Coincidíamos en la idea del libro, en el libro en sí, en la significación del lenguaje, del arte, de los sueños y la creatividad, aunque nos separaban las respectivas interpretaciones sobre la palabra como representación de lo sagrado, el destino, la memoria, el poder de la claridad y las oscilaciones entre saber y no saber, entre inducir y descubrir, etc. A la fecha sigo creyendo que su método, al menos en mi caso, fue más nefasto que benéfico. En realidad, no lo se. Un día me concentré en hablar de mi certeza de que allí no hacía más que perder el tiempo. ¿El tiempo? ¿Perderlo? -repuso. Proximidad y distancia, pues, se tendía entre los dos: como el infaltable tema de la vida y de la muerte, del sentido y del sin sentido. Era indudable que compartíamos la fascinación por el conocimiento y las letras al grado de que más de una vez lo tomó en cuenta en cuando menos dos de sus libros. Se ufanaba de haber estado al lado de los mejores y consideraba que sin poseer una gran cultura no se realizaba a cabalidad la práctica psicoanalítica. Cuando le leí lo siguiente, no dudé: solo con él me atrevería en el diván infernal:
(…) el analista deberá incluirse, informarse y sumergirse en la cultura de su tiempo, no dejar de lado la política, la filosofía, la literatura, las artes plásticas, el cine, la economía política, la lingüística y entender que el psicoanálisis es el punto en donde confluyen todos los saberes relacionados con el sujeto y con la subjetividad. Por lo tanto deberá saber también de la medicina y de lo que se avanza en el conocimiento de la biología; del derecho y de la forma en que se organizan las sociedades políticas, de la tecnología que va cambiando la forma de vivir, de las artes y de todo lo humano (…)

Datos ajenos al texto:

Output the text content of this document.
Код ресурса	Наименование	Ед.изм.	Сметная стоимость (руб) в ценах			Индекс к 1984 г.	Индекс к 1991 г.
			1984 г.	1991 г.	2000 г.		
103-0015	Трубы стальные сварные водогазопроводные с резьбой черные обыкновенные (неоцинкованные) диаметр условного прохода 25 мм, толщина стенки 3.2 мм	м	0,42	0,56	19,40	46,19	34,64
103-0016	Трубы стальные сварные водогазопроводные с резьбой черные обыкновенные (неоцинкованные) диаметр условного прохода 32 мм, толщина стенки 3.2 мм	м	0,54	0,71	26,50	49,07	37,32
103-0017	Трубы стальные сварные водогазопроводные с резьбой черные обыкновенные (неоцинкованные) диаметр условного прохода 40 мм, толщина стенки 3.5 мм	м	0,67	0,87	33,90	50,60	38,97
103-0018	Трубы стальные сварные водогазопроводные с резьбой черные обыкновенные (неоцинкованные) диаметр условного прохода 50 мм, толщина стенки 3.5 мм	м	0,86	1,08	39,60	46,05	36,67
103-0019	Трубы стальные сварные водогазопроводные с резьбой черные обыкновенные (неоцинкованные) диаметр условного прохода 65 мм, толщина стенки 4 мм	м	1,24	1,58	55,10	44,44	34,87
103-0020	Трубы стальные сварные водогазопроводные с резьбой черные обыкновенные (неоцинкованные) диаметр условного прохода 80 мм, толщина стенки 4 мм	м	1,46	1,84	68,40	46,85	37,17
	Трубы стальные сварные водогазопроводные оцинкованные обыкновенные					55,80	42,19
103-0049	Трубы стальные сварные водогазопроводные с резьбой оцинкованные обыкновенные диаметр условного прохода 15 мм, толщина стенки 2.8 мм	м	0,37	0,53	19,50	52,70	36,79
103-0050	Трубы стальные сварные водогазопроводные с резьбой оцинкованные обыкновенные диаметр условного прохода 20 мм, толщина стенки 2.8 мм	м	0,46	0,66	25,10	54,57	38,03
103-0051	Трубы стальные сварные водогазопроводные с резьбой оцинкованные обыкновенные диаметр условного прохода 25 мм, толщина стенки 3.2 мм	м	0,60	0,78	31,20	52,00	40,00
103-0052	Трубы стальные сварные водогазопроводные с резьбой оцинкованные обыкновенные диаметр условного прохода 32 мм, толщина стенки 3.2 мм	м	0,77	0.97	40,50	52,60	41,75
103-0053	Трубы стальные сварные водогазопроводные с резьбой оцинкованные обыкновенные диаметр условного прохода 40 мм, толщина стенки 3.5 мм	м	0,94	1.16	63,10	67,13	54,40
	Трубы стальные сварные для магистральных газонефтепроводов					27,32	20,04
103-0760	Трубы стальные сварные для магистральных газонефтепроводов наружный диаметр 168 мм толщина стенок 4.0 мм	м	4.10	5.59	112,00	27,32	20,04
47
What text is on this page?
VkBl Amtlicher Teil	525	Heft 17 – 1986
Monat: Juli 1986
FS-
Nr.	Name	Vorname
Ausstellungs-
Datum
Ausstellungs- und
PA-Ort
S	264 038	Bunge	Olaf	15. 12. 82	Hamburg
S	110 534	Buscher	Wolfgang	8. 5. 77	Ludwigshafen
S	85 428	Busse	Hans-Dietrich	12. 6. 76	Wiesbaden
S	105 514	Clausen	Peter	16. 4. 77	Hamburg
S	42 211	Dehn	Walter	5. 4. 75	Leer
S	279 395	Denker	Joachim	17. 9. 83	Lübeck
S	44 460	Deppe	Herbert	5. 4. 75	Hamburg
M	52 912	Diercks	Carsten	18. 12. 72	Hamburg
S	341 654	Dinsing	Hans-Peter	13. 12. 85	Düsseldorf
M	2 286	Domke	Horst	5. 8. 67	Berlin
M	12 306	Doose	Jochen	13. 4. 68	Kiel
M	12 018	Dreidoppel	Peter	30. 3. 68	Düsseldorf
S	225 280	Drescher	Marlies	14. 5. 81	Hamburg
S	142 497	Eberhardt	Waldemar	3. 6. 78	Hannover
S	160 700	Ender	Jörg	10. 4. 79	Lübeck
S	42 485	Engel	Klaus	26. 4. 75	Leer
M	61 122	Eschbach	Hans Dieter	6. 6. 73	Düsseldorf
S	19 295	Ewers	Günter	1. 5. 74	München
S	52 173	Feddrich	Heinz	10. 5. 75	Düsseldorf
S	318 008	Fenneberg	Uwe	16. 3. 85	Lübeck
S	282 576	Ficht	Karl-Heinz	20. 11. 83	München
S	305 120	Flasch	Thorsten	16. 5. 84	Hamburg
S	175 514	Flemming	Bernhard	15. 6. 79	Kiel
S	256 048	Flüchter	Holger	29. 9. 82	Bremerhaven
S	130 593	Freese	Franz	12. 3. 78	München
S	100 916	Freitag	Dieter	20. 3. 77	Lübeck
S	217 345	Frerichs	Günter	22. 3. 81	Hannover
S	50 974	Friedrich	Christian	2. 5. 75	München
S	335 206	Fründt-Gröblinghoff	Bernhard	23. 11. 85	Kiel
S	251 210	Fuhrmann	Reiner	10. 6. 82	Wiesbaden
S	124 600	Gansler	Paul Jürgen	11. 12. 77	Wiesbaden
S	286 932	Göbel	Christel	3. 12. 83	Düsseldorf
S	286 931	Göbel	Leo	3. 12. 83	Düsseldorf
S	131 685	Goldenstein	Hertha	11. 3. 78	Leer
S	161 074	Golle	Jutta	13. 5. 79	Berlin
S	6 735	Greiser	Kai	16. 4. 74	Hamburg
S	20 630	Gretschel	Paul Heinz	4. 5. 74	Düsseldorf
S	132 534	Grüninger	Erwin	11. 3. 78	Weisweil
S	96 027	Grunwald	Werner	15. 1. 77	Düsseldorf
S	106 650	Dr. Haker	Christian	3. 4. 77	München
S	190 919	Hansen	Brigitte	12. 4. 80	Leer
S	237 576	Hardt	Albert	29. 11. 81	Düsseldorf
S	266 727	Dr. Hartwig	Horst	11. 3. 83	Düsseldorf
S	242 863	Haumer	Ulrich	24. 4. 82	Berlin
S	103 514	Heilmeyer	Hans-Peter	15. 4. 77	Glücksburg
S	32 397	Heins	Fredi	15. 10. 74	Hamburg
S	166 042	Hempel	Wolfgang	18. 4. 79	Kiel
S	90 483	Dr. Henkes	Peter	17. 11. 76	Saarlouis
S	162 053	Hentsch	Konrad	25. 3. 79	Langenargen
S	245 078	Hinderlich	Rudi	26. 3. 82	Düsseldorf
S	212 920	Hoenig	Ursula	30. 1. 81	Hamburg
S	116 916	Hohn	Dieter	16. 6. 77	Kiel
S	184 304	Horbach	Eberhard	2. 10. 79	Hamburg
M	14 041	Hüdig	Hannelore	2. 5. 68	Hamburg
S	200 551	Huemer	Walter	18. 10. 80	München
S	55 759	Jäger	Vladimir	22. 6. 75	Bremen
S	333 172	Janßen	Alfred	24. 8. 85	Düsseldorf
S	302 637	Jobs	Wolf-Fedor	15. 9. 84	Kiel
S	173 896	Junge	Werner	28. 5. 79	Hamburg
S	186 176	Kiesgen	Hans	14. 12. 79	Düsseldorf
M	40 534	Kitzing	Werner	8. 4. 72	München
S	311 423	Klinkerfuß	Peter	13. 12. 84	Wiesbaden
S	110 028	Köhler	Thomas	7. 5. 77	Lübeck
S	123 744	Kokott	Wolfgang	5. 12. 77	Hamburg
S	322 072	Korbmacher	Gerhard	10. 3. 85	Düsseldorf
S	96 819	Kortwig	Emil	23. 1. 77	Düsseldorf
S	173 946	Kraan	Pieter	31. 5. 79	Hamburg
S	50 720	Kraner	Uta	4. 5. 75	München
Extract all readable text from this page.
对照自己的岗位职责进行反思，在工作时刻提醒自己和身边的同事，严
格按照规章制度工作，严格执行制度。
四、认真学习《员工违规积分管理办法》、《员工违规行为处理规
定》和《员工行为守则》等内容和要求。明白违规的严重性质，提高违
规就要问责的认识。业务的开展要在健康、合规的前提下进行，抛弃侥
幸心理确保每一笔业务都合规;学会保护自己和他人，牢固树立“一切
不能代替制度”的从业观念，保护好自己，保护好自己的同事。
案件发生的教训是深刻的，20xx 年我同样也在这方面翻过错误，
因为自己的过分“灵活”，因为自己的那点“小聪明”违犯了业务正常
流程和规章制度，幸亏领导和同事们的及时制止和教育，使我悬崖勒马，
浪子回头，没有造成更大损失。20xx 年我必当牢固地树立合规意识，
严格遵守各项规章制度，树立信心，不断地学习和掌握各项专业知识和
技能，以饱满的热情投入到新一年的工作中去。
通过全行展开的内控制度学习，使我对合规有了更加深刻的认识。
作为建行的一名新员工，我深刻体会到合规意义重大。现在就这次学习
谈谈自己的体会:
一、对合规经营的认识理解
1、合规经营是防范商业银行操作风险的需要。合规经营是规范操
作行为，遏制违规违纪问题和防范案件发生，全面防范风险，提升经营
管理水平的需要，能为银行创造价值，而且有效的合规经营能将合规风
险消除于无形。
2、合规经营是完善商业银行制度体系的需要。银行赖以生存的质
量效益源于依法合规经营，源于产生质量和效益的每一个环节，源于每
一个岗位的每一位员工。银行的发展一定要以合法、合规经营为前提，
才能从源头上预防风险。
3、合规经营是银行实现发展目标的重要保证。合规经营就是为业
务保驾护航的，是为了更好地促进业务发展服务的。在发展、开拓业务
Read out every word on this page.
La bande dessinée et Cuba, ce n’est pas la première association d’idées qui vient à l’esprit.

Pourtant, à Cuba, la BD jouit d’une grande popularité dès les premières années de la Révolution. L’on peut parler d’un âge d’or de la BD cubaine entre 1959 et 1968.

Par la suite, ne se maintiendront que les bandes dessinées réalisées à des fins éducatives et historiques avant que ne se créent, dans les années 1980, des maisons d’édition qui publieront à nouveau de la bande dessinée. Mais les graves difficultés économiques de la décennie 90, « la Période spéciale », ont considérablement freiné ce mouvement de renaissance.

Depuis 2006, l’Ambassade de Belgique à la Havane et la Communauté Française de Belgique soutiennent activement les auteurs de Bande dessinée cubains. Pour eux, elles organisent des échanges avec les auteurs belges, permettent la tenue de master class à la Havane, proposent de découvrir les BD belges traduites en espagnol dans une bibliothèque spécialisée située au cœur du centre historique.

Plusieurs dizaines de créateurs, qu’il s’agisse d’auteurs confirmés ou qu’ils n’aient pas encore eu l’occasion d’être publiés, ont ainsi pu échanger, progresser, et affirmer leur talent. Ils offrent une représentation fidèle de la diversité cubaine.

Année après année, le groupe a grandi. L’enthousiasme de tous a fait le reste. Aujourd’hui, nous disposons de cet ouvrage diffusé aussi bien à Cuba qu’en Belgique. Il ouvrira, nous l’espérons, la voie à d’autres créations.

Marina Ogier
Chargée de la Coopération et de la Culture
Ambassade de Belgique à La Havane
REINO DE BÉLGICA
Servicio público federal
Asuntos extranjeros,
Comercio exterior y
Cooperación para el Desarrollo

Anoche leí su carta de despedida. Suelo hacerlo de vez en vez desde que se suicidó en su amada Barcelona, en septiembre de 2022. Tenía 81 años. Estaba enfermo. El diagnóstico era desolador. Vivía solo y no le temía a la muerte. Razonó su decisión al despedirse de algunos cercanos: muestra final de su estilo. Viajero, al iniciar mi experiencia me indicó que -sustituto de sesiones en directo- le enviara diario un e-mail de un solo lado (el mío, claro). La escritura fue lo fundamental entre nosotros. Siempre le agradeceré el valor que asignó a mi carácter de escritora. Me hizo ver y verme en el aquí y ahora. En ese sentido, aún me conmueve ese gesto de inmensa generosidad. Durante una etapa importante para mí, la práctica del e-mail se convirtió en costumbre que ambos celebrábamos. En vez de los monosílabos que a veces emitía “en vivo”, cuando no recibía una de mis cartas me mandaba un signo de interrogación. De ello quedan cientos de cuartillas encuadernadas, cuya copia guardo en el anaquel de los secretos o “lo nunca frecuentado”.
Cada año él mandaba cartas a sus afectos y colegas. Yo estaba en su lista y lo agradezco. Su suicidio me estremeció de punta a punta. Lo encontré en un concierto poco antes y en el saludo sentí la descarga del libro resguardado entre portada y contraportada. Muerto, comencé a pensarlo de otro modo. Lo leo con regularidad, ya sin el disgusto de la paciente-analizada. Hoy, otra vez y otra vez busco sus páginas. Lo descubro, lo pienso y me estremezco. Ya sin él, cada palabra suya es estilete. Otro signo de interrogación.